Nearly Two Centuries Later, Chinook Might Be Compensated for Their Land

Chinook Tribal Chairman Tony Johnson, center, leads tribal members and supporters in a song before a hearing at the U.S. Courthouse in Tacoma, Wash. (Karina Brown/CNS)

TACOMA, Wash. (CN) — The Department of Interior will have to reassess its decision to deny the Chinook Indian Nation the small sum it awarded 50 years ago for the vast territory surrounding the Lower Columbia River, where their oral history says they have always lived.

In 1970, the Indian Claims Commission awarded $48,000 to the Lower Band of Chinook and Clatsop Indians — two of the five tribes that make up the Chinook Indian Nation today. The government put the money in a trust account, where it has stayed, growing interest to the tune of over half a million dollars. The Chinook people have never seen a dime of that money.
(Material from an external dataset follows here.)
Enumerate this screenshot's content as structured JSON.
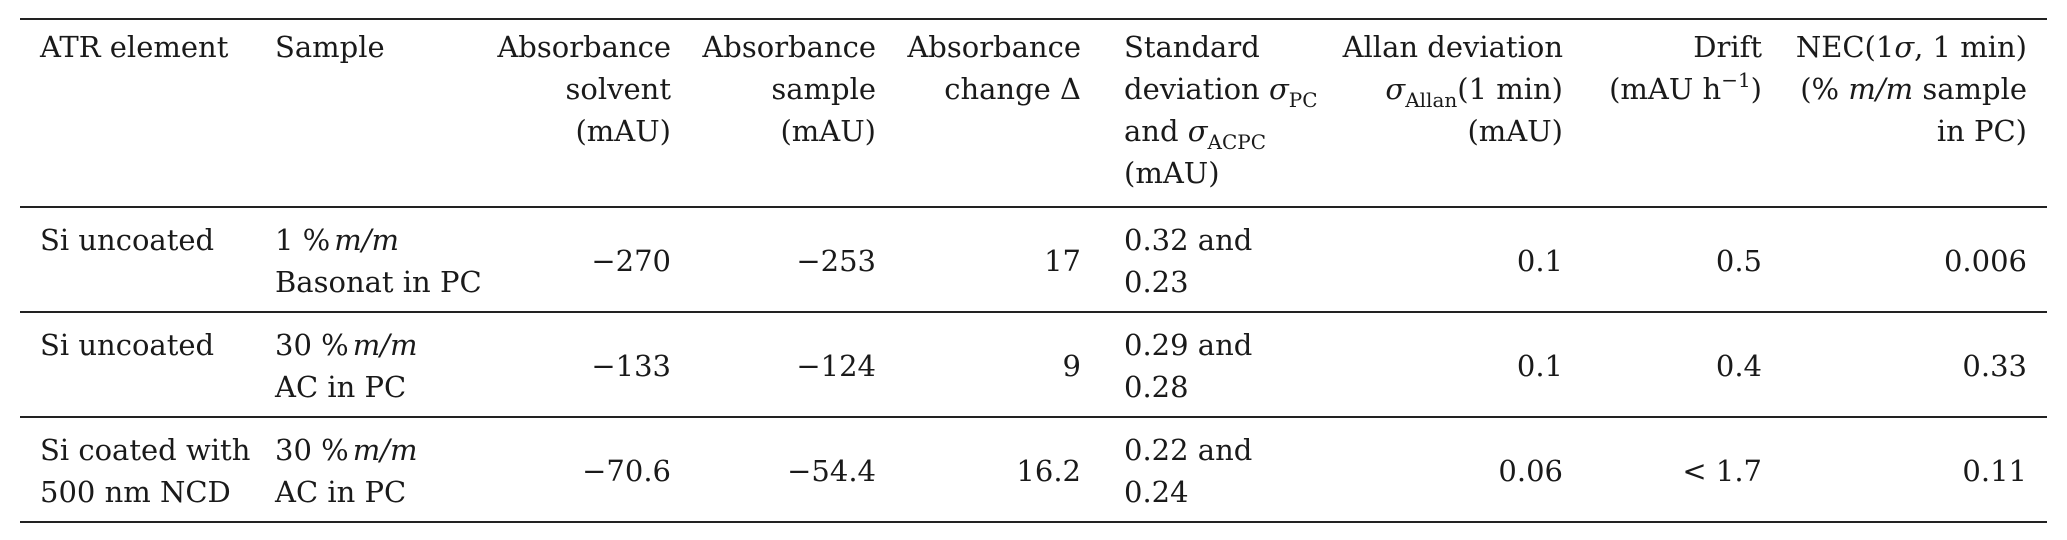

But Chinook Chairman Tony Johnson says the money itself is not the point.

“Our interest in these dollars is not in using them,” Johnson said. “Our interest is in the justice of not having another part of our history erased.”

He added that the government should be ashamed to offer such a pittance.

“The amount of this award is egregious in terms of the amount of money we were awarded for some of the most beautiful and important lands in the United States,” Johnson said.

Despite a thousands-year history that includes receiving Lewis and Clark when they arrived at the Pacific, and many convoluted legal entanglements with the United States, the government has never formally recognized the Chinook Indian Nation. That means they don’t have a reservation, or access to health care under Indian Health Services.

The tribe negotiated treaties with the United States that were never ratified by Congress. They first sued the government in 1899, obtaining a $20,000 judgment on their claim for land rights that was never fully paid. In 1958, they went to the Indian Claims Commission, eventually obtaining the $48,000 award.

They’ve been fighting for federal recognition for decades and had it briefly in 2001, before that status was revoked by the George W. Bush administration. Most recently that fight has been in the courts. In 2017, they sued again, claiming the government had unfairly refused to recognize them and barred their access to the 1970 award.

In January last year, U.S. District Judge Ronald Leighton sent the claims for recognition back to the Department of Interior. Leighton, a George W. Bush appointee, stopped short of directly ordering the department to let the Chinook again petition the government for recognition. 

But he did find that its rule barring tribes from applying for recognition a second time, after being first denied, was arbitrary and conceptualized “bizarrely.” He ordered the department to reconsider the rule. 

On Thursday, another judge took up the Chinook’s claims over the monetary award issued in 1970. Today’s ruling was issued by U.S. District Judge Marsha Pechman, a Bill Clinton appointee who took over the case after Leighton retired last year.

The government has refused to give the money in the trust account to the Chinook, claiming they are not the same people who originally petitioned to be compensated for their land.

Chairman Johnson, descended directly from Chinook tribal leaders who signed the treaties Congress never ratified, and the leaders who filed the 1958 petition, called that argument ridiculous.

“There is no denying that it is our community that brought this action to the ICC, that was awarded the result of it and received quarterly statements on these funds as well as constant communication with the government about plans for distribution of the funds,” Johnson said. “There is no other community that could claim any connection to having brought the case or the awarding the case.”

Similar to Leighton’s ruling on the Chinook Nation’s desire to petition again for federal recognition, Pechman found merit in the Chinook’s claim that it is the rightful recipient for the money in the trust account, but sent the question back to the Department of Interior to resolve.

“The Court remains acutely aware of the fact that the Department of Interior should have long ago identified the beneficiaries and come up with a plan of distribution,” Pechman wrote. “The Court also trusts that the Department of Interior will promptly resolve these issues notwithstanding the record of delay.”